TROPES, linguistique
La taxinomie des ornements rhétoriques (il faut bien avoir recours à cette périphrase, puisque, dès les Anciens, on estime que le trope porte sur le mot, et la figure sur le groupe de mots) pose des problèmes tant historiques (l'histoire des classements) que théoriques (le fondement des classements). En cette matière, les deux extrêmes sont imaginables : depuis l'énumération fastidieuse de chaque figure jusqu'à une structuration autour de deux, voire un ou trois pôles. La démarche linguistique a induit cette dernière attitude, fréquente chez les Modernes : la dichotomie métaphoro-métonymique s'appuie chez R. Jakobson sur la distinction saussurienne entre paradigme et syntagme. Encore y a-t-il, chez plus d'un rhétoricien d'aujourd'hui, la tentation de réduire cette démarche à une procédure en soi... métaphorique, tandis que, chez d'autres, on trouve simpliste ce manichéisme qui fait de la synecdoque un résidu ou un trope sans véritable originalité. Féconde cependant pour élaborer une stylistique de l'inconscient, l'opposition structurale entre les deux types de figures pressenties par Freud lorsqu'il parlait de condensation et de déplacement revenait en force dans la théorie lacanienne du sujet énonciateur, mais la balance penchait cette fois en faveur de la métonymie, loi interne de la combinatoire du discours et de l'expression du désir.

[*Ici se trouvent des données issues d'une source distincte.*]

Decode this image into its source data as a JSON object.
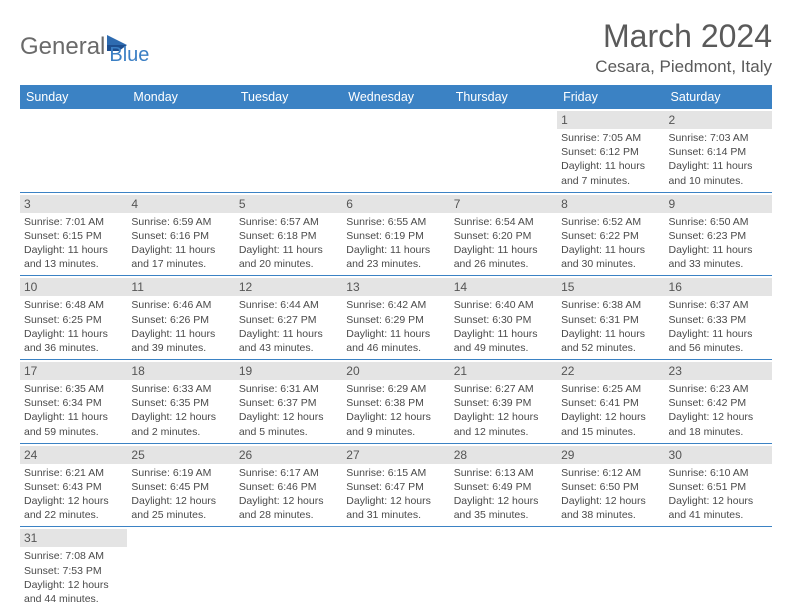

On peut aisément s'expliquer l'intérêt porté à ce champ conceptuel par tous ceux qui étudient le fonctionnement de la parole : il s'agit d'apporter un complément non négligeable à la seule théorisation pendant longtemps possible, celle de la langue ; ce n'est pas par anachronisme que sont repris ici les termes de l'opposition saussurienne : de ce point de vue, elle s'inscrit dans la ligne de la métaphysique, et tout le classicisme, d'Aristote à Fontanier, s'est efforcé de décrire, à côté de la base même de la communication, le degré zéro du style, l'écart qui caractérisait les « manières de parler », ars dicendi. Or un certain renversement de perspective s'opère aujourd'hui, et l'on tend à réduire cet écart, ou plutôt à partir du message, du discours, de la parole pour en étudier l'organisation, nécessairement modulée ; en posant, peu ou prou, la suprématie du signifiant, on renonce à l'hégémonie d'un code postulé dans son antériorité ou, si l'on veut, dans sa transcendance. C'est sans doute ce qui explique le renouveau de faveur de la rhétorique : son immanence. On trouvera ci-dessous le nom des principales figures et un exemple les illustrant : chaque taxinomie pouvant prétendre à l'originalité, il suffira, pour un inventaire non raisonné, de restituer l'ordre alphabétique à une classification achevée dans son ensemble, mais aux présupposés discutés, celle du Linné de la rhétorique, Fontanier. Celui-ci élargit le champ d'étude des figures du mot à l'énoncé complexe. Le problème pour lui est de définir la figure. Il oppose la figure au littéral et non à l'usuel : « ferrer d'argent » est un trope, parce que « ferrer » est pris dans un sens détourné ; ce n'est pas une figure, parce qu'il n'existe pas de mot pour le remplacer (comparer avec flamme dit pour « amour »). Dans la figure, il y a substitution d'une expression à une autre ; dans le trope, il y a changement de sens d'un mot. Certaines figures seulement sont des tropes, et seuls certains tropes sont des figures. Fontanier divise donc les figures en sept classes, elles-mêmes subdivisées. Seules les trois premières classes sont des tropes, les autres étant des figures « autres que tropes ». La première classe, celle des figures de signification, traite des tropes proprement dits, c'est-à-dire des tropes en un seul mot.[...]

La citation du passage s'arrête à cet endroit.